The investments in digital signages are growing fast, which means that businesses need to compete for attention with others looking for viewers’ time and attention.
But this also means that standing out from the clutter of visual communication requires more than just interesting creatives – it needs to achieve several other objectives at the same time – measurability, interactivity, and also fitting seamlessly into the ambience of the environments they are placed in.
Making Digital Signage Stand Out from Infocomm International goes into a little detail on the subject.
Some very interesting insights from this report…
“Bunn says content that simultaneously brands, merchandises, promotes and improves the ambience of a location typically generates the best outcomes.”
“An integrated solution used gaze tracking to trigger or superimpose content for live playback in real-time. It also identified the gender, age, movement, and gaze duration of passersby.”
“The key, Bunn says, is to first determine business goals, then define the content that will achieve those goals, and only then select the technology that will deliver the content that will achieve the goals.”
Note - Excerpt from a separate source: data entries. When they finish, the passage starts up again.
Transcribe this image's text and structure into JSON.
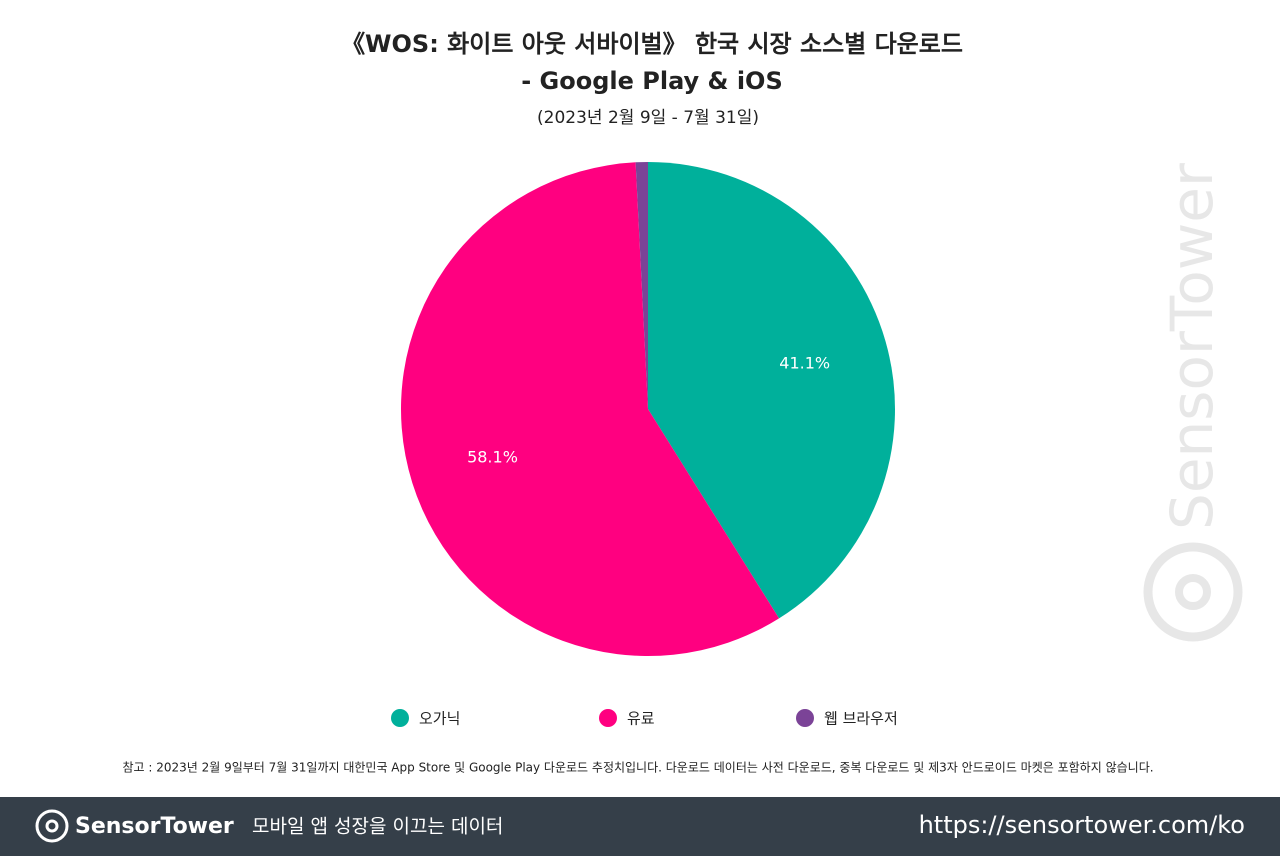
{
  "chart_data": {
    "type": "pie",
    "title_lines": [
      "《WOS: 화이트 아웃 서바이벌》 한국 시장 소스별 다운로드",
      "- Google Play & iOS"
    ],
    "subtitle": "(2023년 2월 9일 - 7월 31일)",
    "categories": [
      "오가닉",
      "유료",
      "웹 브라우저"
    ],
    "values": [
      41.1,
      58.1,
      0.8
    ],
    "value_labels": [
      "41.1%",
      "58.1%",
      null
    ],
    "colors": [
      "#00b09b",
      "#ff0080",
      "#7b4397"
    ],
    "note": "참고 : 2023년 2월 9일부터 7월 31일까지 대한민국 App Store 및 Google Play 다운로드 추정치입니다. 다운로드 데이터는 사전 다운로드, 중복 다운로드 및 제3자 안드로이드 마켓은 포함하지 않습니다.",
    "watermark": "SensorTower"
  },
  "footer": {
    "brand": "SensorTower",
    "tagline": "모바일 앱 성장을 이끄는 데이터",
    "url": "https://sensortower.com/ko"
  }
}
“You need a certain amount of people passing by a location for digital signage to make sense. That’s why many deployments are in airports or railway stations, where you have huge footfall at certain times.”
“Ultimately, a call to action is crucial for grabbing and retaining customers’ attention. “In our experience, if you have a call to action linked to a mobile device, people are more willing to share their private information with you than with a touchscreen…”
All of this leads us to believe that digital signage strategies are reaching an inflection point – and businesses looking to leverage them need to invest in innovative new technology – but while keeping their business goals firmly in mind.
The digital signage of the near future are going to feature viewer metrics, interactivity, compelling high resolution, and 3D content – all designed to engage viewers.